PÀNOS SPÀLAS
SALUTO
Ho alzato il cappello e ho salutato l’Estate,
sulle labbra ho baciato un acceso papavero
e ho atteso che passasse il corteggio delle camomille.
Un uccello fora una nuvoletta per passare,
un ragno stende al sole la sua biancheria
e una mola gira la mia voce
che il fiume rapisce per portarla al mare.

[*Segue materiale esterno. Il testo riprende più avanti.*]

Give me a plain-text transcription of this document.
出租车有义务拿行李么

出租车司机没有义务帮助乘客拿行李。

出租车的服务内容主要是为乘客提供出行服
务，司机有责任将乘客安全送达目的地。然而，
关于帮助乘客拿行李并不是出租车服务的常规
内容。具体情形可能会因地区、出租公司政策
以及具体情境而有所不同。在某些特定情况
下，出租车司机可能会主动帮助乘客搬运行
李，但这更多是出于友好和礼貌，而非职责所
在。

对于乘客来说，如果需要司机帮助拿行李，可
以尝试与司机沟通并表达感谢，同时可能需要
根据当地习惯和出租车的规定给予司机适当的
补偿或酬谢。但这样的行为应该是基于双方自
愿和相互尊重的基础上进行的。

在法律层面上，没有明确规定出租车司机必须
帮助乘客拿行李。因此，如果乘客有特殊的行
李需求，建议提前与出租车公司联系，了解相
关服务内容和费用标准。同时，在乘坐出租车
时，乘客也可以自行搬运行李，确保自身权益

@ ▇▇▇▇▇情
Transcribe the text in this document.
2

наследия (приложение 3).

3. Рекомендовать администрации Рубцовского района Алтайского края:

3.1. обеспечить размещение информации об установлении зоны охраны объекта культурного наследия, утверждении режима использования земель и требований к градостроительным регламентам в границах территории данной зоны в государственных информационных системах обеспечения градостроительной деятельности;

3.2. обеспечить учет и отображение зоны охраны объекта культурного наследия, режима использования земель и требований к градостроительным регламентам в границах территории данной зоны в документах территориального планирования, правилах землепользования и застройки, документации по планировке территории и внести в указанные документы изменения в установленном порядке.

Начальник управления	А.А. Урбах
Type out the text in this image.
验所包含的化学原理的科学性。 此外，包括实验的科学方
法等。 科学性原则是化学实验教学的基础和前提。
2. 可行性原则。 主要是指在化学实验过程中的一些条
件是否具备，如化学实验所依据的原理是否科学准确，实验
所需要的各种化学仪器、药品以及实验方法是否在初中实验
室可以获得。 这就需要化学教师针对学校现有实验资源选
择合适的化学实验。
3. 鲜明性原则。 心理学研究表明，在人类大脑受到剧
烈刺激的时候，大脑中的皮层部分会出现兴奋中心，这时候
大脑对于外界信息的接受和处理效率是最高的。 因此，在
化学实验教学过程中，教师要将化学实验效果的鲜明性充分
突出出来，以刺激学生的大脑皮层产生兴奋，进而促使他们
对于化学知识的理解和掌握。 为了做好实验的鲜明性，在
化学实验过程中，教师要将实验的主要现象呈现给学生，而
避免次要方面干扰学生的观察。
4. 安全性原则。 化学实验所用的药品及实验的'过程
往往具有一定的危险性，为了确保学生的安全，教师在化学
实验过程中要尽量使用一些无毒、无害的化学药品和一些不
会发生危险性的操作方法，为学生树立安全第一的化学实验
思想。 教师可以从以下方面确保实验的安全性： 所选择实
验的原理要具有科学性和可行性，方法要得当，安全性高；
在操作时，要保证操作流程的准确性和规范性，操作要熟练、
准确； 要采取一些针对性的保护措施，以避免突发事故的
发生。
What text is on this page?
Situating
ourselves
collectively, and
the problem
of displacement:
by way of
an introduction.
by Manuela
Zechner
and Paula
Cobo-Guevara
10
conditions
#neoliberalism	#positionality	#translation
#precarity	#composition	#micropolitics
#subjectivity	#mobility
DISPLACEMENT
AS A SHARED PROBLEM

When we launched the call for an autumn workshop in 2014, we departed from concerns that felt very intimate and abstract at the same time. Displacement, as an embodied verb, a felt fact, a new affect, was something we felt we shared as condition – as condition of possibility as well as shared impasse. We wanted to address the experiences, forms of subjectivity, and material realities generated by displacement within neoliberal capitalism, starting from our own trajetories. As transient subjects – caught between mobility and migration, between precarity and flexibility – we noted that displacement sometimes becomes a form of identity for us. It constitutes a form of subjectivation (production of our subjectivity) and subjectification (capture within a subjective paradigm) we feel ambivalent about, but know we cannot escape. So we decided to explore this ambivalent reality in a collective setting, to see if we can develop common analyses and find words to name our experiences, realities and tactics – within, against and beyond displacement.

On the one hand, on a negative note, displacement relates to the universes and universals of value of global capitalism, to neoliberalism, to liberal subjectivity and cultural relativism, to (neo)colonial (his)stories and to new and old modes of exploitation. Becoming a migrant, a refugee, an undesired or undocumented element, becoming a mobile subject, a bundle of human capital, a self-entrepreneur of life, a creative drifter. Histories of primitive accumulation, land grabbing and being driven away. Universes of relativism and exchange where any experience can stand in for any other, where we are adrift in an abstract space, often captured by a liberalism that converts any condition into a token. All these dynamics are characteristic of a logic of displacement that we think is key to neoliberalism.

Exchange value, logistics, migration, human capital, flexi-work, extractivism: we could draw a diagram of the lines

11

Con l’albero con cui mi sono piantato
stendo le braccia ed apro il petto
al vento e alla luce,
rotolo il sasso dove ho nascosto la voce di mia madre
e abbraccio la terra,
questa terra fatta per le mie radici.
Stasera ho parlato con il mio stanco bue,
col bue che arava tutto il giorno la terra,
calda terra rossa del mio corpo.
Ho cantato antiche canzoni
nel loro motivo udendo la mia voce di bimbo,
la mia voce che la mola filando
porta in un canto verso il mare.
(da Poesia greca contemporanea, Dall’Oglio, 1968 – Trad. di Cristino G. Sangiglio)
.
Questi versi del greco Pànos Spàlas, giornalista, poeta e studioso del folklore si vestono di un lirismo che ha il sapore di una canzone popolare, così come ne assumono anche i temi a partire da quell’immedesimazione con la natura, anzi con la terra natale, che si esprime nella nostalgia per le proprie radici e per un passato ormai definitivamente perduto: “In questa terra dove nacqui / sono venuto a trovare lo splendore dei miei occhi. / Sono venuto a trovare i miei occhi e a raccogliere / granello a granello la polvere del mio cuore”.
.
FOTOGRAFIA © HQWALLBASE
.
--------------------------------------------------------------------------------------------------------
LA FRASE DEL GIORNO
La patria è come la madre, della quale un figlio non può parlare come d’altra donna.